The Kinetex protocol was created to protect the users as much as possible with the help of professional market makers (called resolvers) that manage all risks connected to trading and blockchain reorganization. Although anyone who provides collateral to ensure security can participate in the Kinetex protocol, they should take into consideration the said risks and build their trading strategies accordingly.
To enhance the security of each transaction, Kinetex implements a collateral system, which is the backbone for safe interactions between users and resolvers. Each transaction is backed by a resolver's collateral, eliminating the need to trust resolvers and ensuring the safety of the users' assets. As swap transactions occur almost instantly, unused collateral can be used for subsequent transactions. This efficient use of collateral further optimizes the system's operation.

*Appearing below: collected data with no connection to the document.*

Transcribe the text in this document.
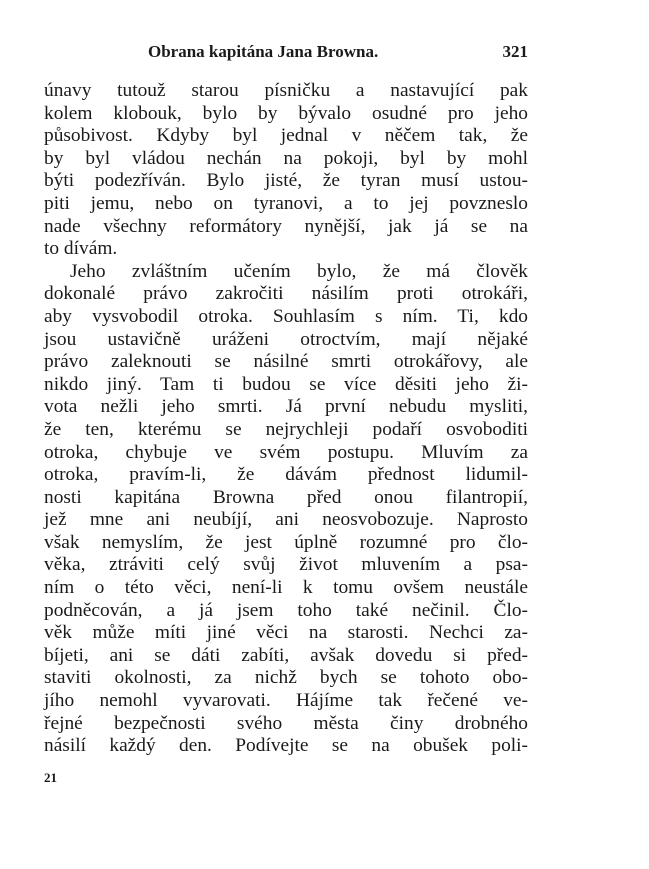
Obrana kapitána Jana Browna.	321
únavy tutouž starou písničku a nastavující pak
kolem klobouk, bylo by bývalo osudné pro jeho
působivost. Kdyby byl jednal v něčem tak, že
by byl vládou nechán na pokoji, byl by mohl
býti podezříván. Bylo jisté, že tyran musí ustou-
piti jemu, nebo on tyranovi, a to jej povzneslo
nade všechny reformátory nynější, jak já se na
to dívám.
Jeho zvláštním učením bylo, že má člověk
dokonalé právo zakročiti násilím proti otrokáři,
aby vysvobodil otroka. Souhlasím s ním. Ti, kdo
jsou ustavičně uráženi otroctvím, mají nějaké
právo zaleknouti se násilné smrti otrokářovy, ale
nikdo jiný. Tam ti budou se více děsiti jeho ži-
vota nežli jeho smrti. Já první nebudu mysliti,
že ten, kterému se nejrychleji podaří osvoboditi
otroka, chybuje ve svém postupu. Mluvím za
otroka, pravím-li, že dávám přednost lidumil-
nosti kapitána Browna před onou filantropií,
jež mne ani neubíjí, ani neosvobozuje. Naprosto
však nemyslím, že jest úplně rozumné pro člo-
věka, ztráviti celý svůj život mluvením a psa-
ním o této věci, není-li k tomu ovšem neustále
podněcován, a já jsem toho také nečinil. Člo-
věk může míti jiné věci na starosti. Nechci za-
bíjeti, ani se dáti zabíti, avšak dovedu si před-
staviti okolnosti, za nichž bych se tohoto obo-
jího nemohl vyvarovati. Hájíme tak řečené ve-
řejné bezpečnosti svého města činy drobného
násilí každý den. Podívejte se na obušek poli-
21
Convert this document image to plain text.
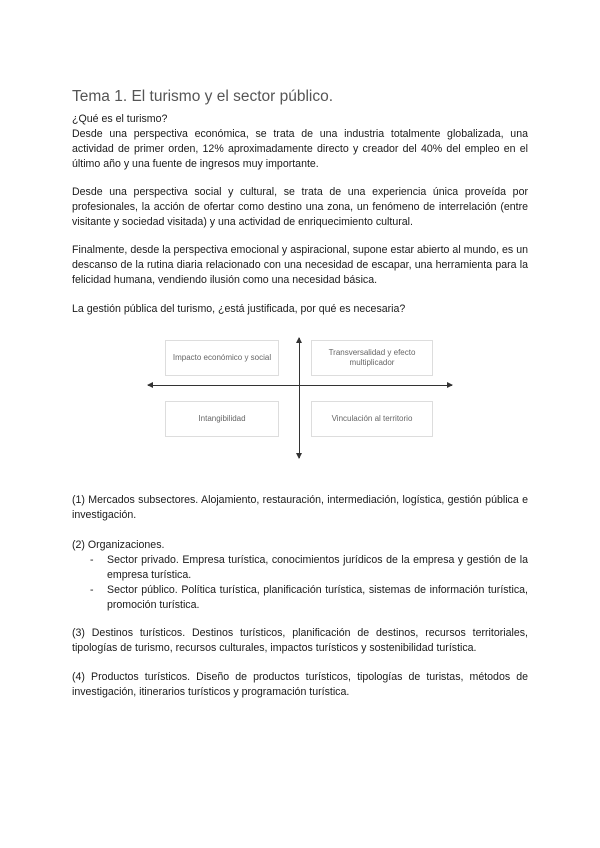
Tema 1. El turismo y el sector público.

¿Qué es el turismo?

Desde una perspectiva económica, se trata de una industria totalmente globalizada, una actividad de primer orden, 12% aproximadamente directo y creador del 40% del empleo en el último año y una fuente de ingresos muy importante.

Desde una perspectiva social y cultural, se trata de una experiencia única proveída por profesionales, la acción de ofertar como destino una zona, un fenómeno de interrelación (entre visitante y sociedad visitada) y una actividad de enriquecimiento cultural.

Finalmente, desde la perspectiva emocional y aspiracional, supone estar abierto al mundo, es un descanso de la rutina diaria relacionado con una necesidad de escapar, una herramienta para la felicidad humana, vendiendo ilusión como una necesidad básica.

La gestión pública del turismo, ¿está justificada, por qué es necesaria?

(1) Mercados subsectores. Alojamiento, restauración, intermediación, logística, gestión pública e investigación.

(2) Organizaciones.

- Sector privado. Empresa turística, conocimientos jurídicos de la empresa y gestión de la empresa turística.
- Sector público. Política turística, planificación turística, sistemas de información turística, promoción turística.

(3) Destinos turísticos. Destinos turísticos, planificación de destinos, recursos territoriales, tipologías de turismo, recursos culturales, impactos turísticos y sostenibilidad turística.

(4) Productos turísticos. Diseño de productos turísticos, tipologías de turistas, métodos de investigación, itinerarios turísticos y programación turística.

Impacto económico y social
Transversalidad y efecto multiplicador
Intangibilidad	Vinculación al territorio
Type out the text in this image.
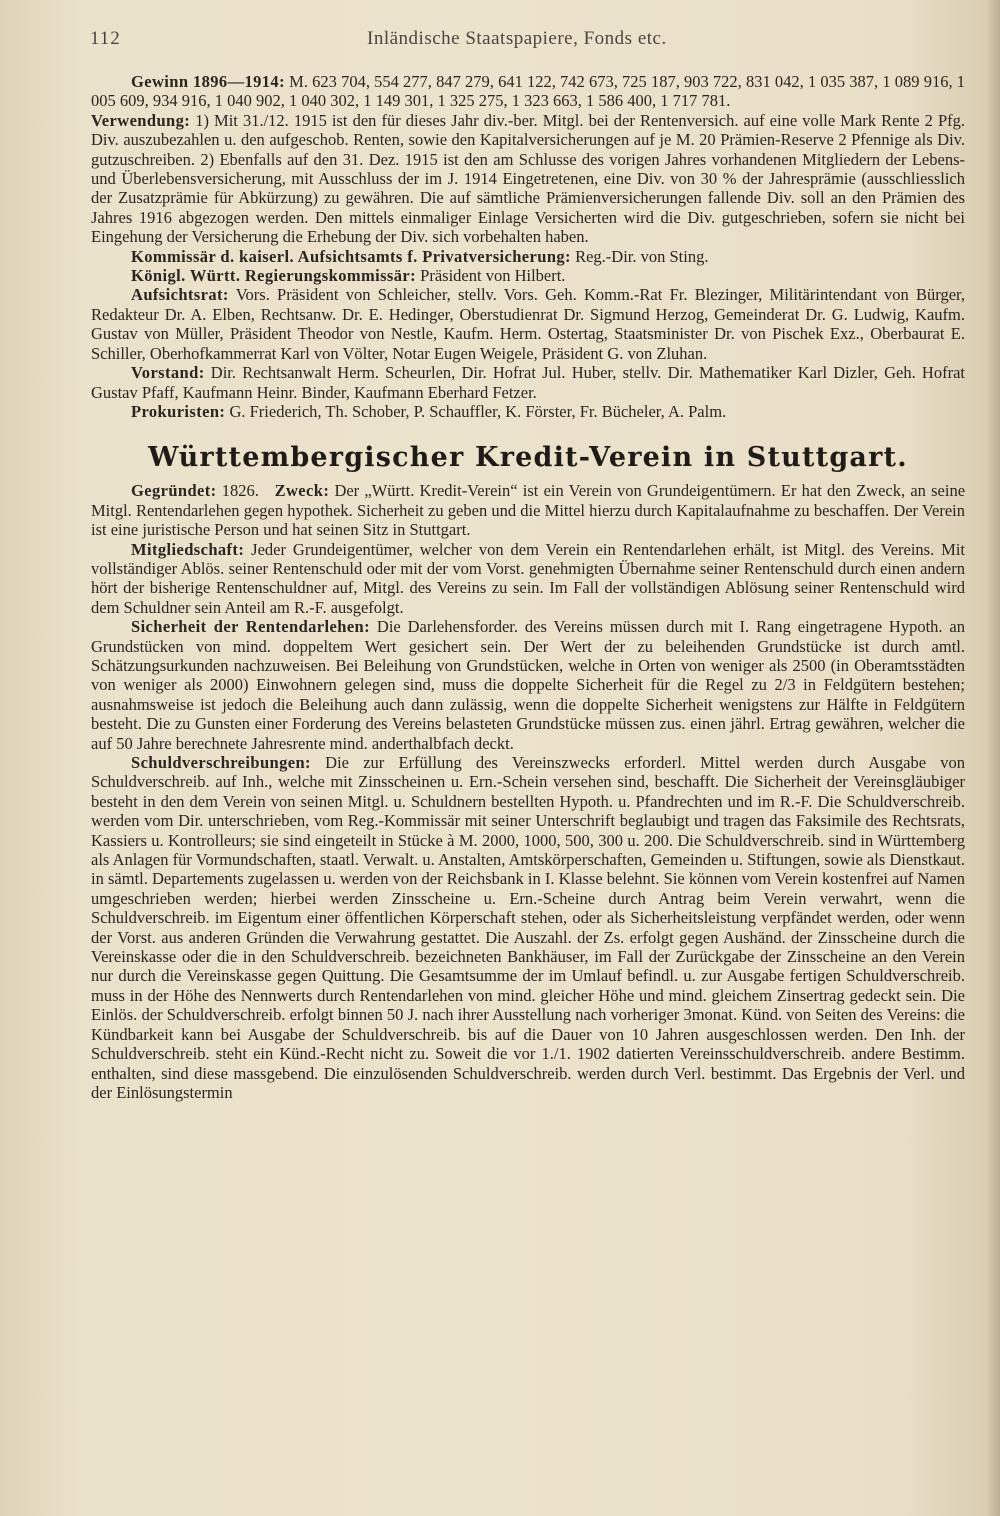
112	Inländische Staatspapiere, Fonds etc.

Gewinn 1896—1914: M. 623 704, 554 277, 847 279, 641 122, 742 673, 725 187, 903 722, 831 042, 1 035 387, 1 089 916, 1 005 609, 934 916, 1 040 902, 1 040 302, 1 149 301, 1 325 275, 1 323 663, 1 586 400, 1 717 781.

Verwendung: 1) Mit 31./12. 1915 ist den für dieses Jahr div.-ber. Mitgl. bei der Rentenversich. auf eine volle Mark Rente 2 Pfg. Div. auszubezahlen u. den aufgeschob. Renten, sowie den Kapitalversicherungen auf je M. 20 Prämien-Reserve 2 Pfennige als Div. gutzuschreiben. 2) Ebenfalls auf den 31. Dez. 1915 ist den am Schlusse des vorigen Jahres vorhandenen Mitgliedern der Lebens- und Überlebensversicherung, mit Ausschluss der im J. 1914 Eingetretenen, eine Div. von 30 % der Jahresprämie (ausschliesslich der Zusatzprämie für Abkürzung) zu gewähren. Die auf sämtliche Prämienversicherungen fallende Div. soll an den Prämien des Jahres 1916 abgezogen werden. Den mittels einmaliger Einlage Versicherten wird die Div. gutgeschrieben, sofern sie nicht bei Eingehung der Versicherung die Erhebung der Div. sich vorbehalten haben.

Kommissär d. kaiserl. Aufsichtsamts f. Privatversicherung: Reg.-Dir. von Sting.

Königl. Württ. Regierungskommissär: Präsident von Hilbert.

Aufsichtsrat: Vors. Präsident von Schleicher, stellv. Vors. Geh. Komm.-Rat Fr. Blezinger, Militärintendant von Bürger, Redakteur Dr. A. Elben, Rechtsanw. Dr. E. Hedinger, Oberstudienrat Dr. Sigmund Herzog, Gemeinderat Dr. G. Ludwig, Kaufm. Gustav von Müller, Präsident Theodor von Nestle, Kaufm. Herm. Ostertag, Staatsminister Dr. von Pischek Exz., Oberbaurat E. Schiller, Oberhofkammerrat Karl von Völter, Notar Eugen Weigele, Präsident G. von Zluhan.

Vorstand: Dir. Rechtsanwalt Herm. Scheurlen, Dir. Hofrat Jul. Huber, stellv. Dir. Mathematiker Karl Dizler, Geh. Hofrat Gustav Pfaff, Kaufmann Heinr. Binder, Kaufmann Eberhard Fetzer.

Prokuristen: G. Friederich, Th. Schober, P. Schauffler, K. Förster, Fr. Bücheler, A. Palm.

Württembergischer Kredit-Verein in Stuttgart.

Gegründet: 1826. Zweck: Der „Württ. Kredit-Verein“ ist ein Verein von Grundeigentümern. Er hat den Zweck, an seine Mitgl. Rentendarlehen gegen hypothek. Sicherheit zu geben und die Mittel hierzu durch Kapitalaufnahme zu beschaffen. Der Verein ist eine juristische Person und hat seinen Sitz in Stuttgart.

Mitgliedschaft: Jeder Grundeigentümer, welcher von dem Verein ein Rentendarlehen erhält, ist Mitgl. des Vereins. Mit vollständiger Ablös. seiner Rentenschuld oder mit der vom Vorst. genehmigten Übernahme seiner Rentenschuld durch einen andern hört der bisherige Rentenschuldner auf, Mitgl. des Vereins zu sein. Im Fall der vollständigen Ablösung seiner Rentenschuld wird dem Schuldner sein Anteil am R.-F. ausgefolgt.

Sicherheit der Rentendarlehen: Die Darlehensforder. des Vereins müssen durch mit I. Rang eingetragene Hypoth. an Grundstücken von mind. doppeltem Wert gesichert sein. Der Wert der zu beleihenden Grundstücke ist durch amtl. Schätzungsurkunden nachzuweisen. Bei Beleihung von Grundstücken, welche in Orten von weniger als 2500 (in Oberamtsstädten von weniger als 2000) Einwohnern gelegen sind, muss die doppelte Sicherheit für die Regel zu 2/3 in Feldgütern bestehen; ausnahmsweise ist jedoch die Beleihung auch dann zulässig, wenn die doppelte Sicherheit wenigstens zur Hälfte in Feldgütern besteht. Die zu Gunsten einer Forderung des Vereins belasteten Grundstücke müssen zus. einen jährl. Ertrag gewähren, welcher die auf 50 Jahre berechnete Jahresrente mind. anderthalbfach deckt.

Schuldverschreibungen: Die zur Erfüllung des Vereinszwecks erforderl. Mittel werden durch Ausgabe von Schuldverschreib. auf Inh., welche mit Zinsscheinen u. Ern.-Schein versehen sind, beschafft. Die Sicherheit der Vereinsgläubiger besteht in den dem Verein von seinen Mitgl. u. Schuldnern bestellten Hypoth. u. Pfandrechten und im R.-F. Die Schuldverschreib. werden vom Dir. unterschrieben, vom Reg.-Kommissär mit seiner Unterschrift beglaubigt und tragen das Faksimile des Rechtsrats, Kassiers u. Kontrolleurs; sie sind eingeteilt in Stücke à M. 2000, 1000, 500, 300 u. 200. Die Schuldverschreib. sind in Württemberg als Anlagen für Vormundschaften, staatl. Verwalt. u. Anstalten, Amtskörperschaften, Gemeinden u. Stiftungen, sowie als Dienstkaut. in sämtl. Departements zugelassen u. werden von der Reichsbank in I. Klasse belehnt. Sie können vom Verein kostenfrei auf Namen umgeschrieben werden; hierbei werden Zinsscheine u. Ern.-Scheine durch Antrag beim Verein verwahrt, wenn die Schuldverschreib. im Eigentum einer öffentlichen Körperschaft stehen, oder als Sicherheitsleistung verpfändet werden, oder wenn der Vorst. aus anderen Gründen die Verwahrung gestattet. Die Auszahl. der Zs. erfolgt gegen Aushänd. der Zinsscheine durch die Vereinskasse oder die in den Schuldverschreib. bezeichneten Bankhäuser, im Fall der Zurückgabe der Zinsscheine an den Verein nur durch die Vereinskasse gegen Quittung. Die Gesamtsumme der im Umlauf befindl. u. zur Ausgabe fertigen Schuldverschreib. muss in der Höhe des Nennwerts durch Rentendarlehen von mind. gleicher Höhe und mind. gleichem Zinsertrag gedeckt sein. Die Einlös. der Schuldverschreib. erfolgt binnen 50 J. nach ihrer Ausstellung nach vorheriger 3monat. Künd. von Seiten des Vereins: die Kündbarkeit kann bei Ausgabe der Schuldverschreib. bis auf die Dauer von 10 Jahren ausgeschlossen werden. Den Inh. der Schuldverschreib. steht ein Künd.-Recht nicht zu. Soweit die vor 1./1. 1902 datierten Vereinsschuldverschreib. andere Bestimm. enthalten, sind diese massgebend. Die einzulösenden Schuldverschreib. werden durch Verl. bestimmt. Das Ergebnis der Verl. und der Einlösungstermin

The main difference of the Kinetex protocol is completely decentralized ZK-based liquidation that ensures a lack of a single point of control. Kinetex is designed so that any participant can initiate liquidation of an unfilled order, provide a proof that they have completed it, and take a resolver's collateral. Such a liquidation process creates competition between liquidators, motivating them to act as quickly as possible, further enhancing the stability and security of the system.
The liquidation system is completely open and public, which means anybody can liquidate an expired order and claim the collateral assigned to that transaction, which often far exceeds the value of the order. This approach encourages quick filling of orders and adds an extra layer of security to the system.
For example, a user wants to swap 1 ETH on the Ethereum network for 1800 xDAI tokens on the Gnosis network, and a resolver allocates 2000 USDT tokens as collateral. If the resolver does not complete the transaction in time, the liquidator will be able to take 2000 USDT at the price of 1800 xDAI while giving the user the xDAI tokens they wanted. Thus, the liquidator is motivated to finish the transaction by the ability to buy a USDT token at a discounted price, which can be used later for arbitrage trading.